Reputation: 13091
I have dataframe of 10 columns and want to do function - concatenation based on Array of columns which come as input:
arr = ["col1", "col2", "col3"]
This is current so far:
newDF = rawDF.select(concat(col("col1"), col("col2"), col("col3") )).exceptAll(updateDF.select( concat(col("col1"), col("col2"), col("col3") ) ) )
Also:
df3 = df2.join(df1, concat( df2.col1, df2.col2, df2.col3, df2.col3 ) == df1.col5 )
But I want to make a loop or function to do this based on input array (not hard-coding it as is now).
What is the best way?
Upvotes: 1
Views: 213
Reputation: 8410
You can unpack the cols using (*).
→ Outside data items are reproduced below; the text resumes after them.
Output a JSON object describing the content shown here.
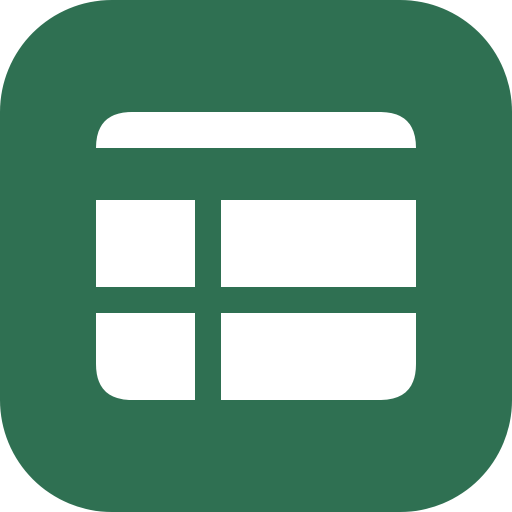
{
  "icon": {
    "name": "spreadsheet-icon",
    "colors": {
      "background": "#2f7052",
      "glyph": "#ffffff"
    }
  }
}
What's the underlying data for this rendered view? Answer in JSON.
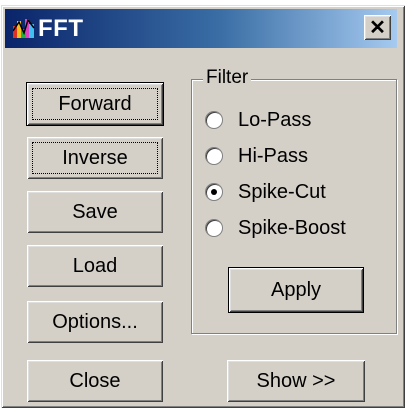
{
  "window": {
    "title": "FFT",
    "close_symbol": "✕",
    "app_icon": "fft-app-icon"
  },
  "left_buttons": {
    "forward": "Forward",
    "inverse": "Inverse",
    "save": "Save",
    "load": "Load",
    "options": "Options...",
    "close": "Close"
  },
  "filter": {
    "label": "Filter",
    "options": [
      {
        "label": "Lo-Pass",
        "checked": false
      },
      {
        "label": "Hi-Pass",
        "checked": false
      },
      {
        "label": "Spike-Cut",
        "checked": true
      },
      {
        "label": "Spike-Boost",
        "checked": false
      }
    ],
    "apply_label": "Apply"
  },
  "show_button": "Show >>",
  "colors": {
    "title_gradient_start": "#0a246a",
    "title_gradient_end": "#a6caf0",
    "face": "#d4d0c8"
  }
}
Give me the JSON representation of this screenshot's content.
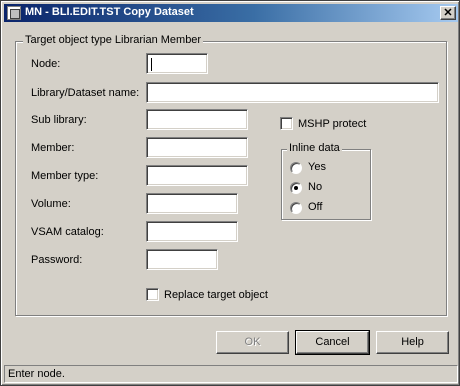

In the pyspark.sql docs, if any functions have (*cols), it means that you can unpack the cols. For concat:
pyspark.sql.functions.concat(*cols)
from pyspark.sql import functions as F
arr = ["col1", "col2", "col3"]
newDF = rawDF.select(F.concat(*(F.col(col) for col in arr))).exceptAll(updateDF.select(F.concat(*(F.col(col) for col in arr))))
For joins:
arr=['col1','col2','col3']
df3 = df2.join(df1, F.concat(*(F.col(col) for col in arr)) == df1.col5 )
Upvotes: 1